Is $\{(x,y) \in \Bbb{R}^2 : x^2 -y^2 =0\}$ a subspace of $\mathbb{R^2}$?

Question

Prove or Disprove : $\{(x,y) \in \Bbb{R}^2: x^2 -y^2 =0\}$ is a subspace of $\mathbb{R^2}$

My attempts : $ x^2-y^2 = (x-y)(x+y)=0$

$(x-y)=0$ or $(x+y) =0$

I thinks it is a subspaces because $(x- y) = 0 $

Any hints ...

Answer 1

Since $x^2-y^2=(x-y)(x+y)=0$, then that subspace contains $(1,-1)$ and $(1,1)$, then it should contains any linear combinations of them, that it should coincides with the entire space $\Bbb R^2$. But $(1,0)$, for instance, does not belong to that subspace since $1^2-0^2\neq 0$. Then it is not a subspace of $\Bbb R^2$.

Answer 2

The definition of "subspace"doesn't in any way reference the equations used to define the space, so "because $(x-y) = 0$" doesn't really mean anything.

There is a short list of requirements that you need to check:

• Is the zero vector there?
• If you have a vector in your subset, is any scaling of that vector in that set?
• If you have two vectors in your subset, is their sum also in that set?

Those are the things you need to check. And to make checking that easier, you should look at what elements are actually in your set: it's all vectors in $\Bbb R^2$ which are either of the form $(a, a)$ or of the form $(a, -a)$.
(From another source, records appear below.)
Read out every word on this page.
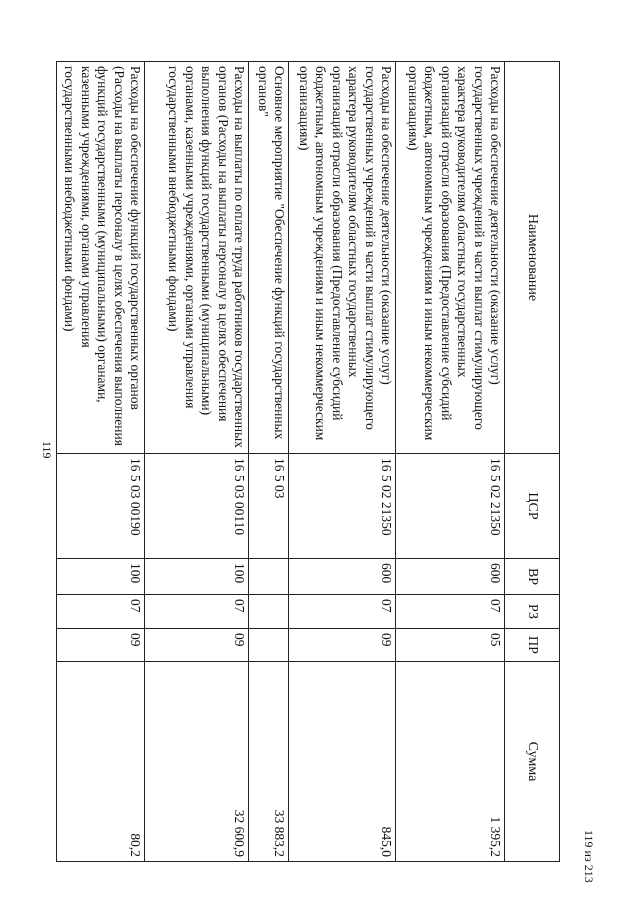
119
Наименование	ЦСР	ВР	РЗ	ПР	Сумма
Расходы на обеспечение деятельности (оказание услуг) государственных учреждений в части выплат стимулирующего характера руководителям областных государственных организаций отрасли образования (Предоставление субсидий бюджетным, автономным учреждениям и иным некоммерческим организациям)	16 5 02 21350	600	07	05	1 395,2
Расходы на обеспечение деятельности (оказание услуг) государственных учреждений в части выплат стимулирующего характера руководителям областных государственных организаций отрасли образования (Предоставление субсидий бюджетным, автономным учреждениям и иным некоммерческим организациям)	16 5 02 21350	600	07	09	845,0
Основное мероприятие "Обеспечение функций государственных органов"	16 5 03				33 883,2
Расходы на выплаты по оплате труда работников государственных органов (Расходы на выплаты персоналу в целях обеспечения выполнения функций государственными (муниципальными) органами, казенными учреждениями, органами управления государственными внебюджетными фондами)	16 5 03 00110	100	07	09	32 600,9
Расходы на обеспечение функций государственных органов (Расходы на выплаты персоналу в целях обеспечения выполнения функций государственными (муниципальными) органами, казенными учреждениями, органами управления государственными внебюджетными фондами)	16 5 03 00190	100	07	09	80,2	119 из 213
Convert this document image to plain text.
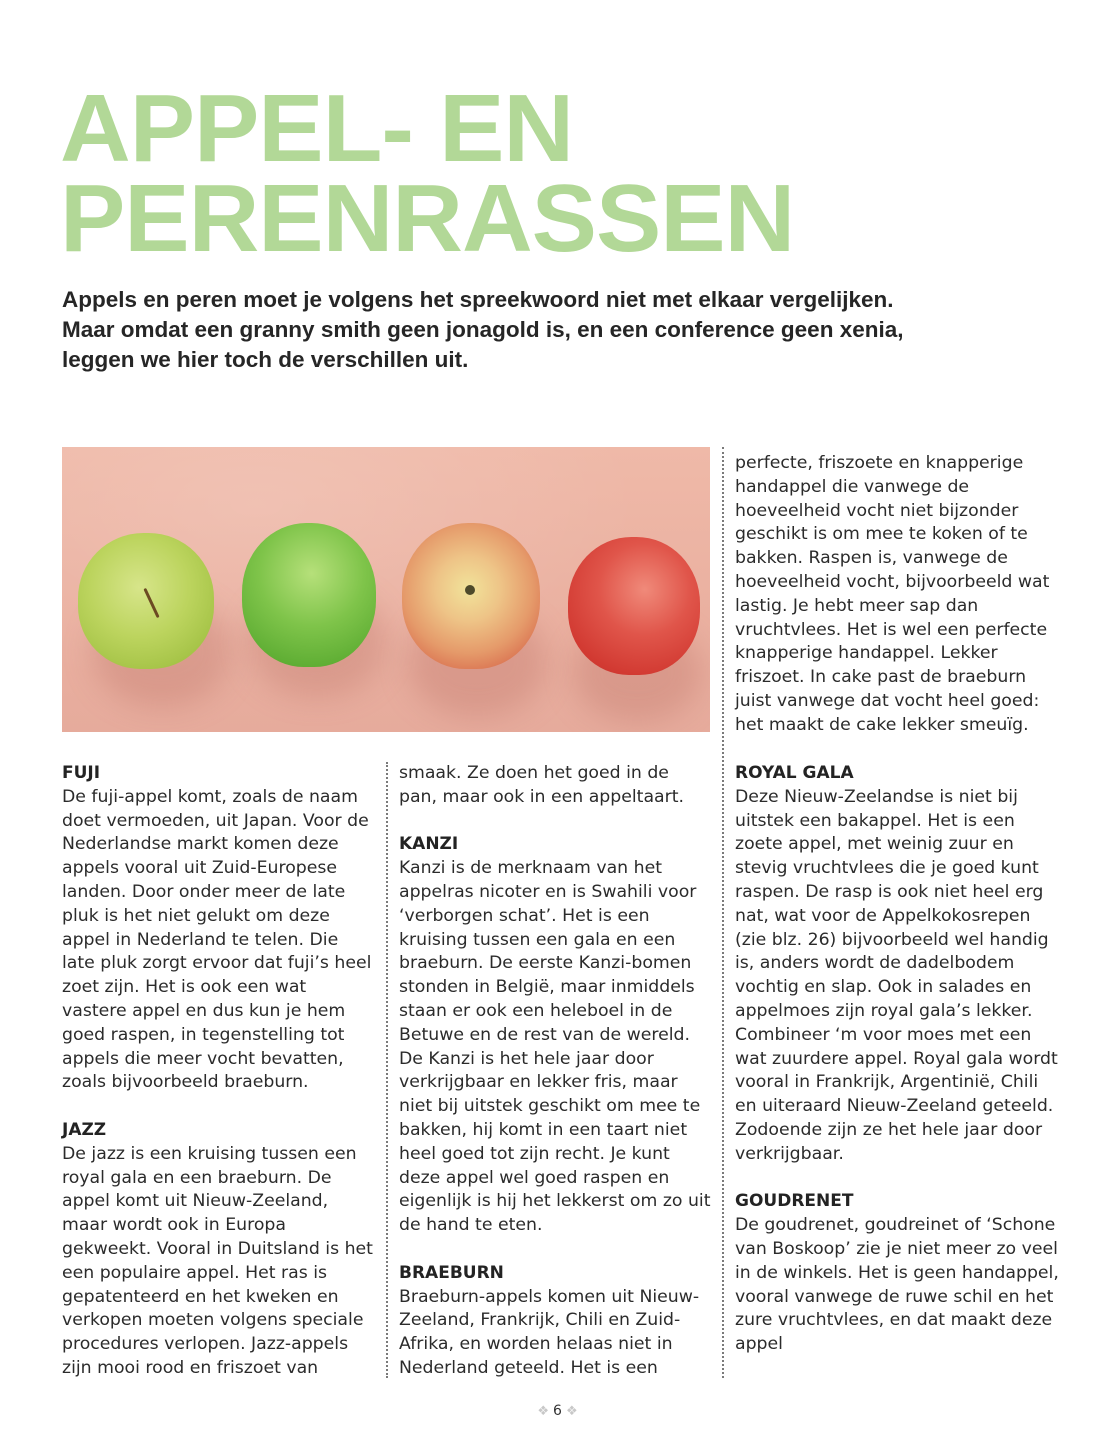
APPEL- EN
PERENRASSEN

Appels en peren moet je volgens het spreekwoord niet met elkaar vergelijken. Maar omdat een granny smith geen jonagold is, en een conference geen xenia, leggen we hier toch de verschillen uit.

perfecte, friszoete en knapperige handappel die vanwege de hoeveelheid vocht niet bijzonder geschikt is om mee te koken of te bakken. Raspen is, vanwege de hoeveelheid vocht, bijvoorbeeld wat lastig. Je hebt meer sap dan vruchtvlees. Het is wel een perfecte knapperige handappel. Lekker friszoet. In cake past de braeburn juist vanwege dat vocht heel goed: het maakt de cake lekker smeuïg.

FUJI

De fuji-appel komt, zoals de naam doet vermoeden, uit Japan. Voor de Nederlandse markt komen deze appels vooral uit Zuid-Europese landen. Door onder meer de late pluk is het niet gelukt om deze appel in Nederland te telen. Die late pluk zorgt ervoor dat fuji’s heel zoet zijn. Het is ook een wat vastere appel en dus kun je hem goed raspen, in tegenstelling tot appels die meer vocht bevatten, zoals bijvoorbeeld braeburn.

JAZZ

De jazz is een kruising tussen een royal gala en een braeburn. De appel komt uit Nieuw-Zeeland, maar wordt ook in Europa gekweekt. Vooral in Duitsland is het een populaire appel. Het ras is gepatenteerd en het kweken en verkopen moeten volgens speciale procedures verlopen. Jazz-appels zijn mooi rood en friszoet van

smaak. Ze doen het goed in de pan, maar ook in een appeltaart.

KANZI

Kanzi is de merknaam van het appelras nicoter en is Swahili voor ‘verborgen schat’. Het is een kruising tussen een gala en een braeburn. De eerste Kanzi-bomen stonden in België, maar inmiddels staan er ook een heleboel in de Betuwe en de rest van de wereld. De Kanzi is het hele jaar door verkrijgbaar en lekker fris, maar niet bij uitstek geschikt om mee te bakken, hij komt in een taart niet heel goed tot zijn recht. Je kunt deze appel wel goed raspen en eigenlijk is hij het lekkerst om zo uit de hand te eten.

BRAEBURN

Braeburn-appels komen uit Nieuw-Zeeland, Frankrijk, Chili en Zuid-Afrika, en worden helaas niet in Nederland geteeld. Het is een

ROYAL GALA

Deze Nieuw-Zeelandse is niet bij uitstek een bakappel. Het is een zoete appel, met weinig zuur en stevig vruchtvlees die je goed kunt raspen. De rasp is ook niet heel erg nat, wat voor de Appelkokosrepen (zie blz. 26) bijvoorbeeld wel handig is, anders wordt de dadelbodem vochtig en slap. Ook in salades en appelmoes zijn royal gala’s lekker. Combineer ‘m voor moes met een wat zuurdere appel. Royal gala wordt vooral in Frankrijk, Argentinië, Chili en uiteraard Nieuw-Zeeland geteeld. Zodoende zijn ze het hele jaar door verkrijgbaar.

GOUDRENET

De goudrenet, goudreinet of ‘Schone van Boskoop’ zie je niet meer zo veel in de winkels. Het is geen handappel, vooral vanwege de ruwe schil en het zure vruchtvlees, en dat maakt deze appel

❖ 6 ❖
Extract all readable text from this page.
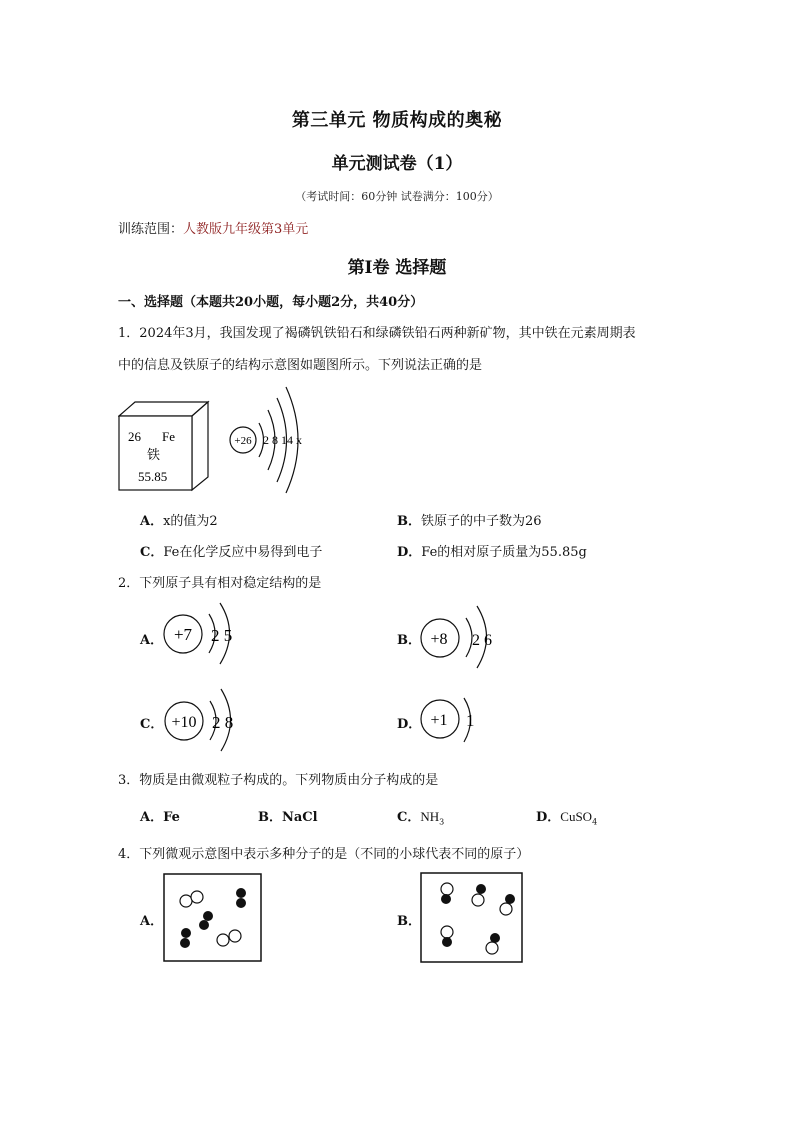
第三单元 物质构成的奥秘
单元测试卷（1）
（考试时间：60分钟 试卷满分：100分）
训练范围：人教版九年级第3单元
第Ⅰ卷 选择题
一、选择题（本题共20小题，每小题2分，共40分）
1．2024年3月，我国发现了褐磷钒铁铅石和绿磷铁铅石两种新矿物，其中铁在元素周期表
中的信息及铁原子的结构示意图如题图所示。下列说法正确的是
26 Fe
铁
55.85
+26 2 8 14 x
A．x的值为2	B．铁原子的中子数为26
C．Fe在化学反应中易得到电子	D．Fe的相对原子质量为55.85g
2．下列原子具有相对稳定结构的是
A． +7 2 5	B． +8 2 6
C． +10 2 8	D． +1 1
3．物质是由微观粒子构成的。下列物质由分子构成的是
A．Fe	B．NaCl	C．$NH_3$	D．CuSO$_4$
4．下列微观示意图中表示多种分子的是（不同的小球代表不同的原子）
A．	B．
• Is $(0, 0)$ on one of the two forms mentioned above?
• If we have a vector $v$ on one of the two forms mentioned above, is $rv$ of one of the two forms, no matter which real number $r$ is?
• If $u$ and $v$ are both vectors on one of the two forms mentioned above (no matter which form either of them has), is $u+v$ also of such a form?